Evet, bizim toplumda carlamanın ciddi yaptırım gücü var. Zira aileler genellikle çocuklarına “hayır, olmaz” dediği şeyleri onlar bağırarak ve ağlayarak istediklerinde yaparlar. Böylece çocuk şunu öğrenmiş olur. “Bağırarak şer çıkararak istediklerini yaptırabilirsin.”
Böylece kız ve erkek çocuklar küçükken carlama alışkanlığı edinir. Fakat bu alışkanlık erkeklerden ziyade kızlarda devam ediyor. Bunun sebepleri ayrı bir konu.
Tabii carlama alışkanlığında çocukluktan edinilmiş olmanın yanında anneyi modelleme de önemli.
Ataerkil görünümlü anaerkil bir toplum olduğumuz için ve kızların pek çoğu annelerinin babalarına carlayarak bir şeyler yaptırdığı gördükleri için, kızlar annelerini modelleyerek onlar da kocalarına bağırarak bir şeyler yaptırma alışkanlığı ediniyor olma ihtimali de yüksek.
Erkek çocukları ise carlayan anne karşısında susan ve onun isteklerini yapan babayı görünce, carlayanı görünce teslim olmayı öğreniyorlar.
Velhasıl bizim toplumda carlama işe yarıyor mu yarıyor. Evlilikte carlak kadınlar kocayı korkutup onun üzerinde tahakküm kurabiliyorlar mı kurabiliyorlar.
Fakat carlayan kadınların gözden kaçırdığı şey şu ki carlayarak istediğinizi yaptırdığınız koca sizden nefret ediyordur ve en kısa zamanda da intikamını alır. Oysa isteklerinizi kadın fıtratına uygun bir şekilde nezaketle söylerseniz eşiniz gönülden yapar. Yapılmayan isteklere de nasip deyip geçmek lazım.
Zaten kendini bilen Rabbini bilen saliha bir kadın kocasına carlamaz. Sözüm sadece carlak kadınlara.
Gelelim asıl meseleye: Carlak kadınların bir araya gelip hükümet üzerinde yaptırım gücü kullanmaları konusuna.
Maalesef ki günümüzde feminist dernekler “Carlak Kadınlar Topluluğu”na dönüşmüş durumda. Hoşlarına gitmeyen her şeye bütün kadınlar adına carlıyorlar. Tam anlamıyla carlıyorlar yalnız. Bağırma, küfür, hakaret her şey var.

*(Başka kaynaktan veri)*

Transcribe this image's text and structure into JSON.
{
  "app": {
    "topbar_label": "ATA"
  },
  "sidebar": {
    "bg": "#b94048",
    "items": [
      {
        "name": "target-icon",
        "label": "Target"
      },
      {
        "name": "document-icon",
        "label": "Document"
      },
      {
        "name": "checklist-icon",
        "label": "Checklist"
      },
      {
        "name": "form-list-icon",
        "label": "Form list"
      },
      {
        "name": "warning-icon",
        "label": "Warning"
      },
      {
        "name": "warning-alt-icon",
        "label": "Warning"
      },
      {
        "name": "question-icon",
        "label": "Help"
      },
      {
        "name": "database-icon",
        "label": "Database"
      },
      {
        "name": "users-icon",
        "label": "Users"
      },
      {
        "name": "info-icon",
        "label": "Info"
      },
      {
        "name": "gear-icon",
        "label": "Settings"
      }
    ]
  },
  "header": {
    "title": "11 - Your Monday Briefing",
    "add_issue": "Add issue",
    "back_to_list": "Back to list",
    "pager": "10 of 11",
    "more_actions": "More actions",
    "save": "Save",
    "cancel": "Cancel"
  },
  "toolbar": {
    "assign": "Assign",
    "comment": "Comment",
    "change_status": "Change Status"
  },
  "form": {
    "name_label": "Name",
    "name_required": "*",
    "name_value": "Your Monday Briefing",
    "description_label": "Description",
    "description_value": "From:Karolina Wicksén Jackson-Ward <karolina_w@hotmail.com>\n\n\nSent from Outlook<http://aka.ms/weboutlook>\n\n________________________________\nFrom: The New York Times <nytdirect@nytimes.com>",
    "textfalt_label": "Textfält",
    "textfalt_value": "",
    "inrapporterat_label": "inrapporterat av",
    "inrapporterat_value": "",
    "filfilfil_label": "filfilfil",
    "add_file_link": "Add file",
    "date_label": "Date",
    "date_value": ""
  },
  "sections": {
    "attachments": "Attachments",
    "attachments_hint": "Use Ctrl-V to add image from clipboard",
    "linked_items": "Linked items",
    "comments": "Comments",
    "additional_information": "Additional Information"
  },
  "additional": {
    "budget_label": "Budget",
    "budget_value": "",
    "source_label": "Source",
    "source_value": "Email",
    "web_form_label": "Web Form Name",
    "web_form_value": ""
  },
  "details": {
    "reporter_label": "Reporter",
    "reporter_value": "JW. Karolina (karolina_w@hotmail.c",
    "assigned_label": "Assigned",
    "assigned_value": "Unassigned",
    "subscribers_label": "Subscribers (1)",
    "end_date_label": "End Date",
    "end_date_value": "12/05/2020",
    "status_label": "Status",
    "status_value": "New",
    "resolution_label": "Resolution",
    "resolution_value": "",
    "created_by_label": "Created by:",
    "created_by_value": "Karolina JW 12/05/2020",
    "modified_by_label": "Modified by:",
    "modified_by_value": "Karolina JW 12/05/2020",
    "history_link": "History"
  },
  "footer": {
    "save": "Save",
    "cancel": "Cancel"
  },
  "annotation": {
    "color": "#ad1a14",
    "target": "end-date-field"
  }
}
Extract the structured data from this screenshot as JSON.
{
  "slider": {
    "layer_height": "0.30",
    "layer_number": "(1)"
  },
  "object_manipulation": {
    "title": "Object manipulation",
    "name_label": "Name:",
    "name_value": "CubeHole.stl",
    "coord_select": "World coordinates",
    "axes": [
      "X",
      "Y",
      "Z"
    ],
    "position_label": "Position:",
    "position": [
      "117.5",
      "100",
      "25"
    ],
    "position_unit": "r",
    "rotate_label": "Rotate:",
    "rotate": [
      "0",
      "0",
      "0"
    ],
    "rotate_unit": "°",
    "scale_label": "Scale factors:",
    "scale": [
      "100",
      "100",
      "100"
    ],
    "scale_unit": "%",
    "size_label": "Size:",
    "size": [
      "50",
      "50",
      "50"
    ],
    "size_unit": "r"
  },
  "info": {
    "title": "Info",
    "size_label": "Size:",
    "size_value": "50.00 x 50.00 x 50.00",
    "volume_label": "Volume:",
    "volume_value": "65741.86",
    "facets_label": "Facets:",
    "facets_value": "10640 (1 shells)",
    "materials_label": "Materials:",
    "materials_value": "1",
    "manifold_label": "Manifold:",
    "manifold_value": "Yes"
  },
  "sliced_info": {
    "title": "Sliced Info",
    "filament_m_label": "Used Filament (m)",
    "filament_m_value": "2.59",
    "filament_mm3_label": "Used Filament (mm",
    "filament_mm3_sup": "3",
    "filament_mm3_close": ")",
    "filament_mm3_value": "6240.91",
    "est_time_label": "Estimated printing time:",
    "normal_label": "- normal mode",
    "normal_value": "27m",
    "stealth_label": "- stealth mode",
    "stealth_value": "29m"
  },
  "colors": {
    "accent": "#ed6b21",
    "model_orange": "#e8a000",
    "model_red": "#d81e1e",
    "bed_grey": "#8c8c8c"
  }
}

Hak aramanın da bir edebi olmalı ama onlarda yok. Zaten isteklerinin çoğunda haklı da değiller.
“Biz kadınlar…” diye başlayan cümleler kuruyorlar. Sokaklarda bağıra çağıra yürüyüşler yapıyorlar.
Oysa biz dini referans alan kadınlar onların istedikleri pek çok şeyi istemiyoruz. Fakat onlar carladığı için bizim sesimiz duyulmuyor.
Twitter dan feminist dernekleri takip ediyorum. Sürekli hükümet aleyhine carlıyorlar. Her gün bir yeni twitter hesabı açıyorlar seslerin daha iyi duyurmak için.
Carlayan kadınlar, hükümet üzerinde yaptırım gücünü de fark ettiklerinden beri daha çok carlıyorlar.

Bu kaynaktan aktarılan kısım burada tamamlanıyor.